While the most recent data suggests that conditions on the housing front are beginning to get better, there are still a number of homeowners struggling to make their payments across the country. In the past, people might have lost their homes due to unexpected health issues or medical expenses. In the current economy, joblessness, career changes and other financial issues present new challenges. In light of this, the federal government has provided several options to help homeowners facing difficulties over the last few years. However, depending on the impending election season, some of these stand the chance of being eliminated.
Two of the most popular government-sponsored options are: the Home Affordable Refinance Program (HARP) and the Home Affordable Modification Program (HAMP), for homeowners who live in a structure as their primary residence. HARP is designed for homeowners who have Fannie Mae or Freddie Mac loans, which make up about half of all loans.

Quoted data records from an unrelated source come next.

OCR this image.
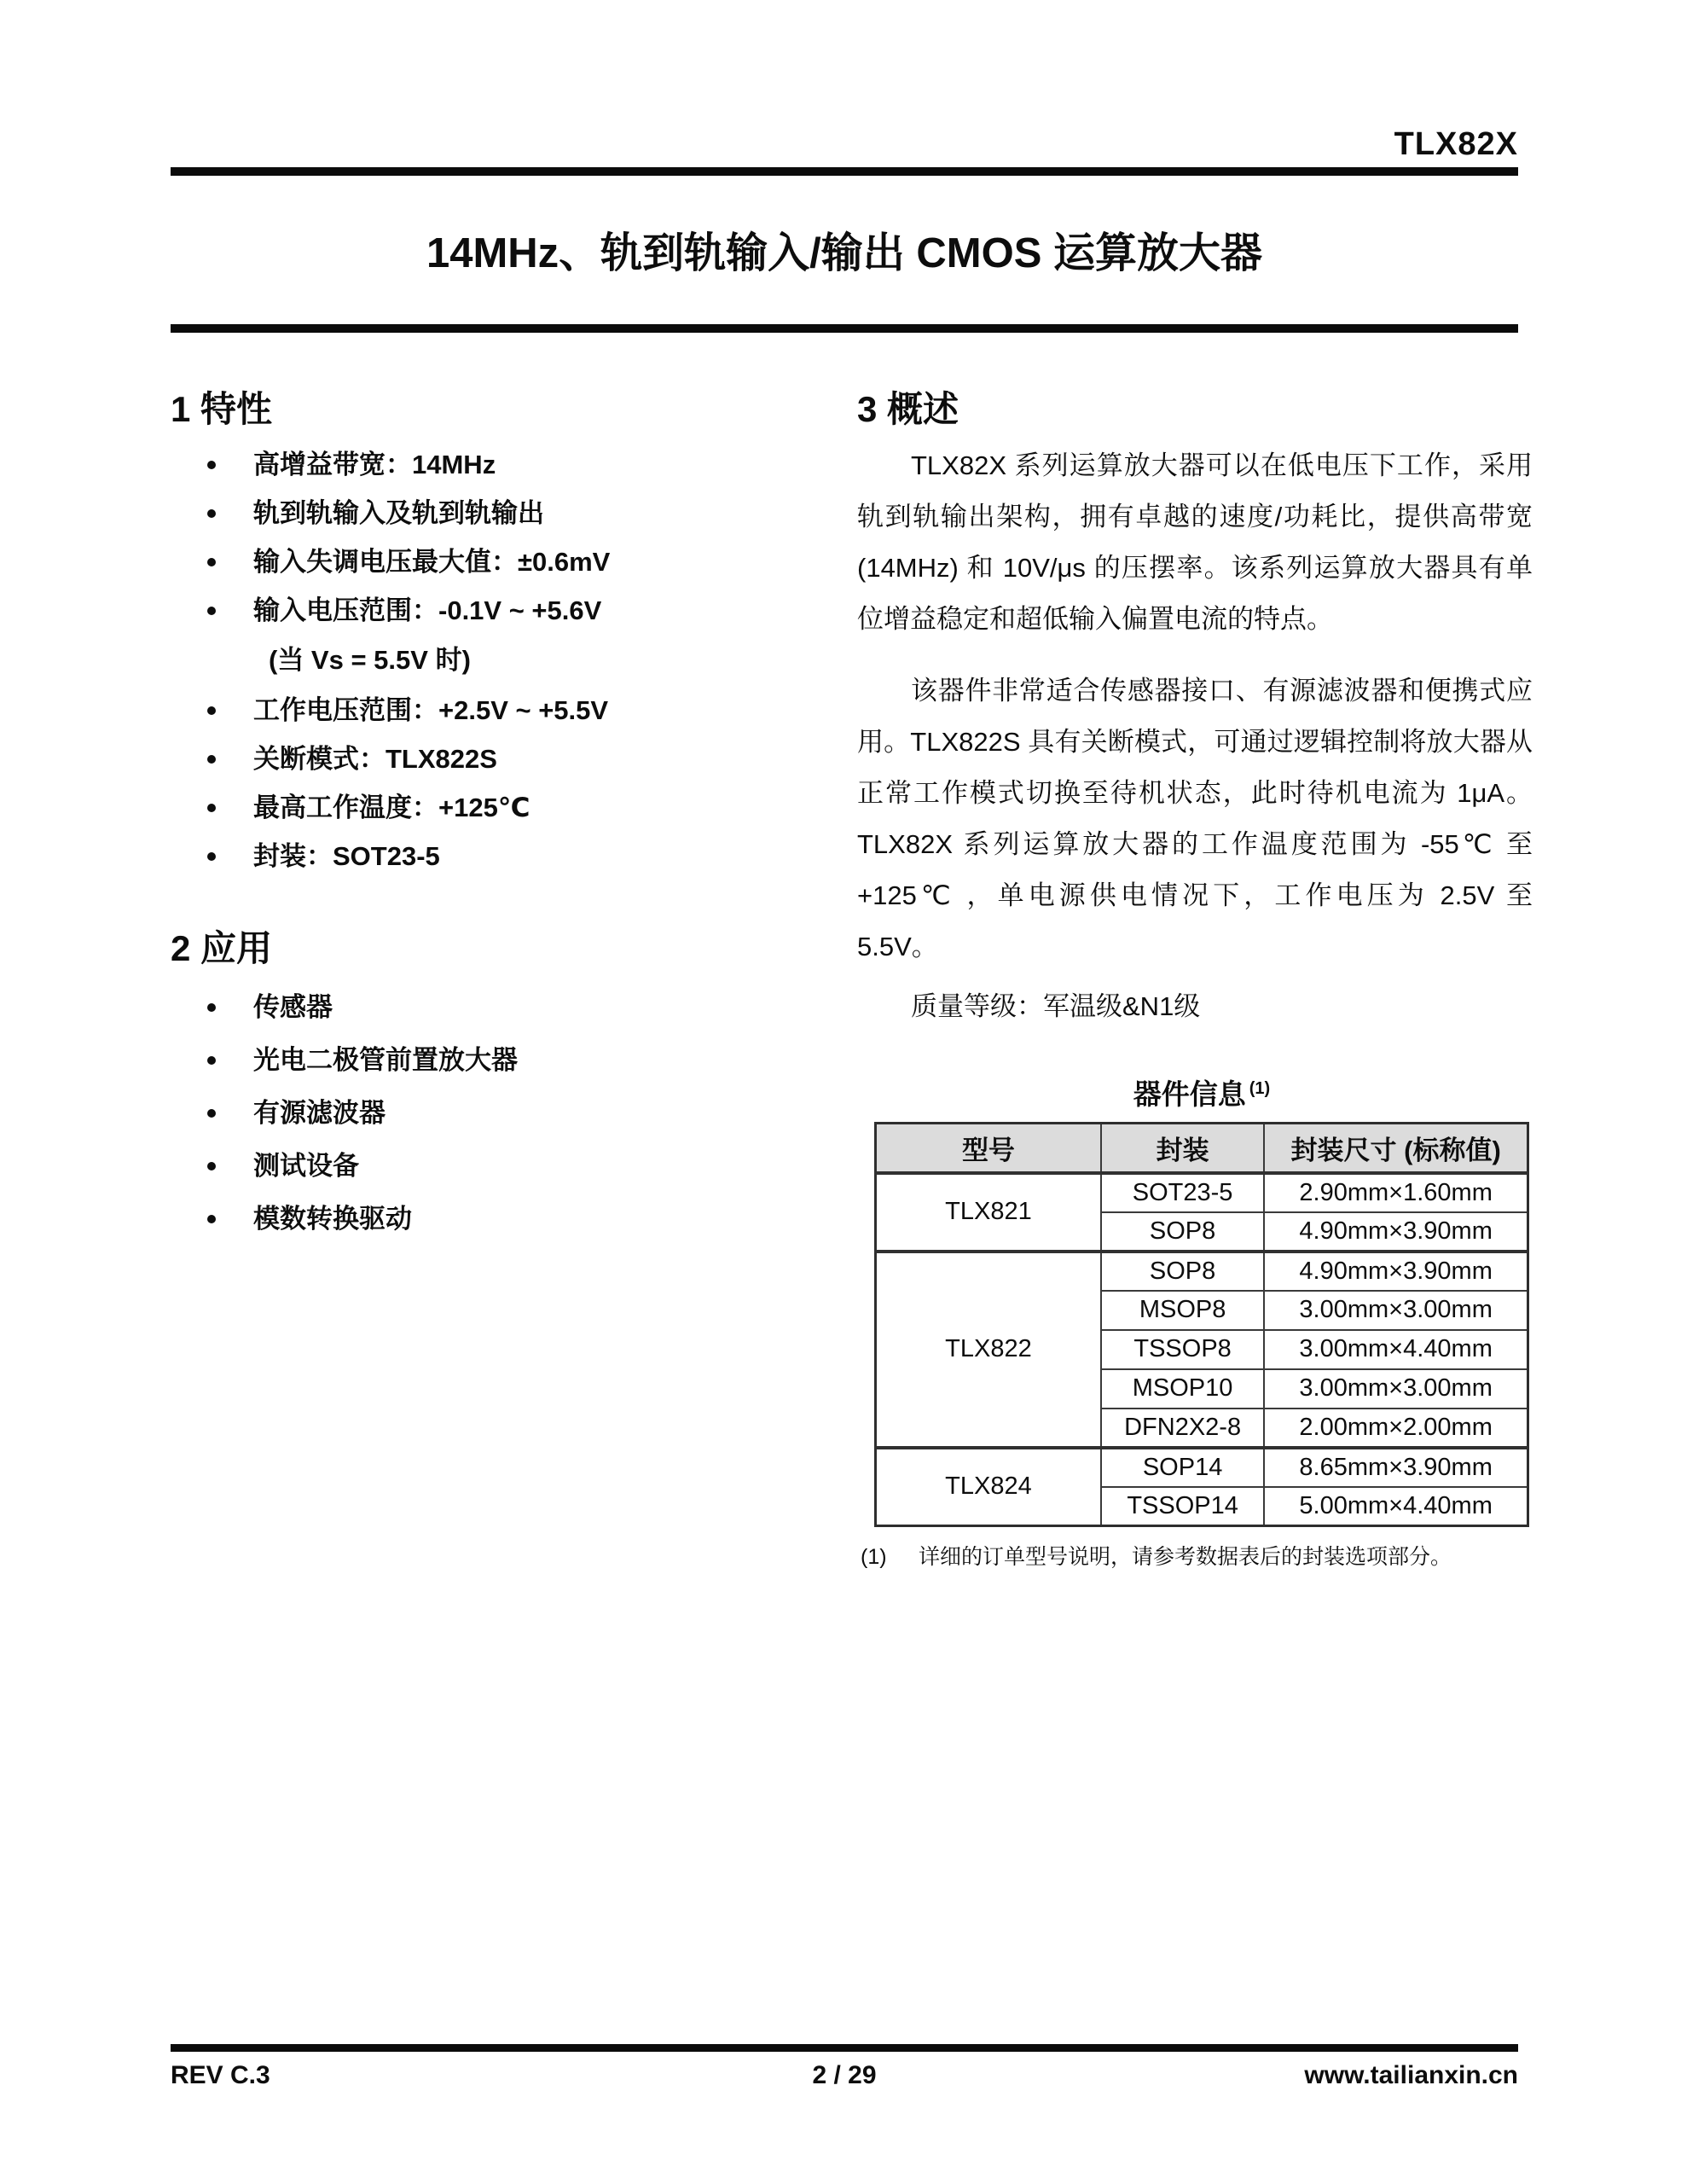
TLX82X
14MHz、轨到轨输入/输出 CMOS 运算放大器
1 特性
高增益带宽：14MHz
轨到轨输入及轨到轨输出
输入失调电压最大值：±0.6mV
输入电压范围：-0.1V ~ +5.6V
(当 Vs = 5.5V 时)
工作电压范围：+2.5V ~ +5.5V
关断模式：TLX822S
最高工作温度：+125℃
封装：SOT23-5
2 应用
传感器
光电二极管前置放大器
有源滤波器
测试设备
模数转换驱动
3 概述
TLX82X 系列运算放大器可以在低电压下工作，采用轨到轨输出架构，拥有卓越的速度/功耗比，提供高带宽 (14MHz) 和 10V/μs 的压摆率。该系列运算放大器具有单位增益稳定和超低输入偏置电流的特点。
该器件非常适合传感器接口、有源滤波器和便携式应用。TLX822S 具有关断模式，可通过逻辑控制将放大器从正常工作模式切换至待机状态，此时待机电流为 1μA。 TLX82X 系列运算放大器的工作温度范围为 -55℃ 至 +125℃ ，单电源供电情况下，工作电压为 2.5V 至 5.5V。
质量等级：军温级&N1级
器件信息 $^{(1)}$
型号	封装	封装尺寸 (标称值)
TLX821	SOT23-5	2.90mm×1.60mm
	SOP8	4.90mm×3.90mm
TLX822	SOP8	4.90mm×3.90mm
	MSOP8	3.00mm×3.00mm
	TSSOP8	3.00mm×4.40mm
	MSOP10	3.00mm×3.00mm
	DFN2X2-8	2.00mm×2.00mm
TLX824	SOP14	8.65mm×3.90mm
	TSSOP14	5.00mm×4.40mm
(1)	详细的订单型号说明，请参考数据表后的封装选项部分。
REV C.3	2 / 29	www.tailianxin.cn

Home Affordable Refinance Program (HARP)
HARP allows homeowners to refinance their homes if they can’t qualify through traditional refinancing means. These loans are designed for someone who is current on mortgage payments but with a reduced value to their home. Homeowners must submit a loan application, go through underwriting and pay any applicable refinance costs.
Home Affordable Modification Program (HAMP)
HAMP works to change loan terms in specific cases for working people who can’t pay their mortgage. The loan amount must be less than $729,250, and the loan obtained before Jan. 1, 2009. All expenses for housing must total more than 31 percent of your pre-tax earnings. The goal of HAMP is to reduce loan payments for your primary residence. Your lending institution will assist you with the process.
On June 1, 2012, the current administration broadened the requirements for those who qualify for HAMP. The debt-to-income ratio, previously at 31 percent, was reduced. Homeowners can also qualify even if they previously defaulted on some payments during a trial period.
Another program, the Second Lien Modification Program (2MP), will then modify a second bank loan after the first loan is adjusted through HAMP. This program offers incentives to the bank to reduce, lengthen or eliminate the loan.
Despite the best efforts of homeowners and their attempts to qualify for HARP or HAMP, they may not qualify or be able to make payments. Continued medical expenses, job loss or mounting debt from other sources can complicate financial matters even with a homeowner’s best intentions. In these cases, the Home Affordable Foreclosure Alternatives (HAFA) program might be a practical option.
Home Affordable Foreclosure Alternatives (HAFA)
HAFA provides up to $3,000 cash to help homeowners move into less-expensive housing and avoid the stigma of foreclosure. The homeowner must meet strict criteria, including being previously considered for HAMP and either turned down or unable to successfully make the modified payment for at least 60 days. HAFA provides additional benefits through one of two processes, short sales or deed-in-lieu-of-foreclosure. A short sale is when the bank permits the homeowner to sell the property for less than the amount owed. A deed-in-lieu-of-foreclosure allows the homeowner to voluntarily turn the title over to the bank. In return, the bank stops foreclosure.
A housing counselor or professional real estate agent will offer you free advice as part of the HAFA package. The mortgage company negotiates the new sale price of the home with you. You will not be responsible, either to the bank or through taxes, for the loss or the difference between the original mortgage and negotiated amount. HAFA also poses a less negative impact on your credit than either foreclosure or other short sales.